Qua, 24 de Dezembro

Logo Folha de Pernambuco
HISTÓRIAS EM QUADRINHOS

"Quadrinhos são feitos por pessoas progressistas", diz Gerry Conway, um dos criadores do Justiceiro

Atração da CCXP de São Paulo, em dezembro, autor fala que Peter Parker hoje seria 'um incel no porão, mordido por uma internet radioativa'

Justiceiro, personagem criado por Gerry Conway Justiceiro, personagem criado por Gerry Conway  - Foto: Divulgação

O autor Gerry Conway se diz um pai orgulhoso. A frase repetida em seus perfis nas redes sociais diz respeito às filhas, Cara e Rachel. Mas também poderia ser usada pelo nova-iorquino de 72 anos para os personagens de histórias em quadrinhos que ajudou a dar vida em publicações da DC e da Marvel. É de sua mente que surgiram partes do Justiceiro, da Poderosa, do Crocodilo, de Jack Russell (da série “Werewolf by night”) e de Nuclear.

O início da carreira de quase 60 anos de Conway não poderia ser mais literário: ainda adolescente, aproveitava tours às instalações da DC para oferecer histórias aos editores. Com 16 anos, emplacou uma pequena trama de terror e não parou mais. É esse enredo que ele planeja dividir com os fãs que o encontrarem na CCXP, evento de cultura pop que acontecerá em São Paulo entre 4 e 7 de dezembro. Ao GLOBO, o autor lamentou que os quadrinhos de hoje tenham um público menor e explicou por que se orgulha de ter matado a personagem Gwen Stacy, a namorada do Homem-Aranha.

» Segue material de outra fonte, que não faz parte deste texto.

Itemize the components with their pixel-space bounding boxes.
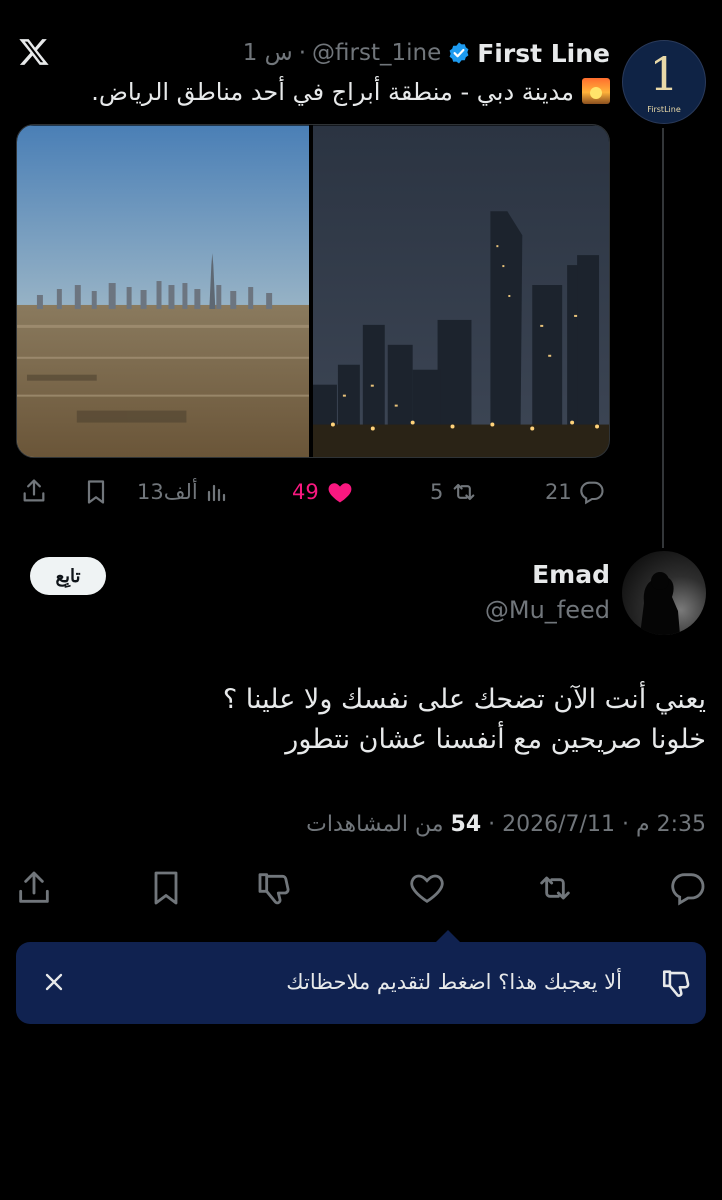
quoted-tweet-header: First Line @first_1ine · 1 س bbox=[243, 36, 610, 70]
share-icon[interactable] bbox=[14, 866, 54, 910]
analytics-icon bbox=[207, 484, 225, 502]
like-count: 49 bbox=[292, 480, 319, 504]
avatar-caption: FirstLine bbox=[647, 105, 681, 114]
reply-icon[interactable] bbox=[668, 866, 708, 910]
downvote-icon[interactable] bbox=[255, 866, 295, 910]
retweet-action[interactable]: 5 bbox=[430, 476, 479, 508]
separator-dot: · bbox=[298, 40, 307, 66]
quoted-tweet-text: مدينة دبي - منطقة أبراج في أحد مناطق الر… bbox=[50, 78, 610, 106]
reply-count: 21 bbox=[545, 480, 572, 504]
x-logo-icon[interactable] bbox=[18, 36, 50, 68]
share-icon[interactable] bbox=[20, 476, 48, 506]
views-label: من المشاهدات bbox=[306, 812, 444, 837]
quoted-tweet-body: مدينة دبي - منطقة أبراج في أحد مناطق الر… bbox=[91, 78, 574, 106]
media-photo-dubai[interactable] bbox=[17, 125, 309, 458]
thread-connector-line bbox=[662, 128, 664, 548]
heart-filled-icon bbox=[328, 483, 352, 503]
views-action[interactable]: 13ألف bbox=[137, 476, 228, 508]
tweet-line-2: خلونا صريحين مع أنفسنا عشان نتطور bbox=[285, 724, 706, 755]
tweet-media-grid[interactable] bbox=[16, 124, 610, 458]
author-name[interactable]: First Line bbox=[477, 39, 610, 68]
retweet-icon bbox=[453, 483, 475, 501]
bookmark-icon[interactable] bbox=[82, 477, 110, 507]
views-count-main: 54 bbox=[450, 812, 482, 837]
first-line-avatar[interactable]: 1 FirstLine bbox=[622, 40, 706, 124]
reply-icon bbox=[580, 481, 604, 505]
author-handle[interactable]: @first_1ine bbox=[312, 40, 441, 66]
tweet-metadata: 2:35 م · 2026/7/11 · 54 من المشاهدات bbox=[306, 812, 706, 837]
author-handle-emad[interactable]: @Mu_feed bbox=[485, 596, 610, 624]
author-name-emad[interactable]: Emad bbox=[532, 560, 610, 589]
meta-separator: · bbox=[488, 812, 496, 837]
heart-icon[interactable] bbox=[407, 866, 447, 910]
bookmark-icon[interactable] bbox=[146, 866, 186, 910]
retweet-count: 5 bbox=[430, 480, 444, 504]
follow-button[interactable]: تابِع bbox=[30, 557, 106, 595]
tweet-time[interactable]: 2:35 م bbox=[636, 812, 706, 837]
meta-separator: · bbox=[621, 812, 629, 837]
thumbs-down-icon bbox=[662, 970, 690, 997]
feedback-banner-text[interactable]: ألا يعجبك هذا؟ اضغط لتقديم ملاحظاتك bbox=[286, 970, 622, 994]
like-action[interactable]: 49 bbox=[292, 476, 355, 508]
retweet-icon[interactable] bbox=[535, 866, 575, 910]
avatar-number: 1 bbox=[649, 47, 679, 101]
views-count: 13ألف bbox=[137, 480, 198, 504]
tweet-line-1: يعني أنت الآن تضحك على نفسك ولا علينا ؟ bbox=[222, 684, 706, 715]
post-time[interactable]: 1 س bbox=[243, 40, 293, 66]
close-icon[interactable] bbox=[40, 968, 68, 996]
sunset-emoji-icon bbox=[582, 78, 610, 104]
media-photo-riyadh[interactable] bbox=[313, 125, 609, 458]
emad-avatar[interactable] bbox=[622, 551, 706, 635]
banner-pointer bbox=[436, 930, 460, 942]
tweet-date[interactable]: 2026/7/11 bbox=[502, 812, 615, 837]
reply-action[interactable]: 21 bbox=[545, 476, 606, 508]
main-tweet-text: يعني أنت الآن تضحك على نفسك ولا علينا ؟ … bbox=[16, 680, 706, 760]
verified-badge-icon bbox=[449, 42, 469, 64]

Quais são suas expectativas para a CCXP?
Me disseram que é uma das maiores convenções do mundo, e espero conhecer muitos fãs. Em outras convenções já aconteceu de trazerem quadrinhos que escrevi, mas em línguas estrangeiras. Isso sempre me pareceu estranho, porque enquanto eu crescia, (a produção das revistas) era praticamente só em inglês.

 

O autor Gerry Conway — Foto: Reprodução/Instagram

O senhor conhece o mercado dos quadrinhos há quase 60 anos. O público mudou?
Quando comecei, a expectativa era de que nosso público tivesse entre 10 e 13 anos. Embora tentássemos tornar as publicações mais atraentes para um público mais velho, ele teria, no máximo, 18 anos. Com o desaparecimento do mercado voltado para crianças e adolescentes, passamos a focar mais em um público leitor mais velho. Hoje em dia, eu acho que o leitor médio de quadrinhos deve ter entre 25 e 35 anos. Os quadrinhos ficaram muito mais caros.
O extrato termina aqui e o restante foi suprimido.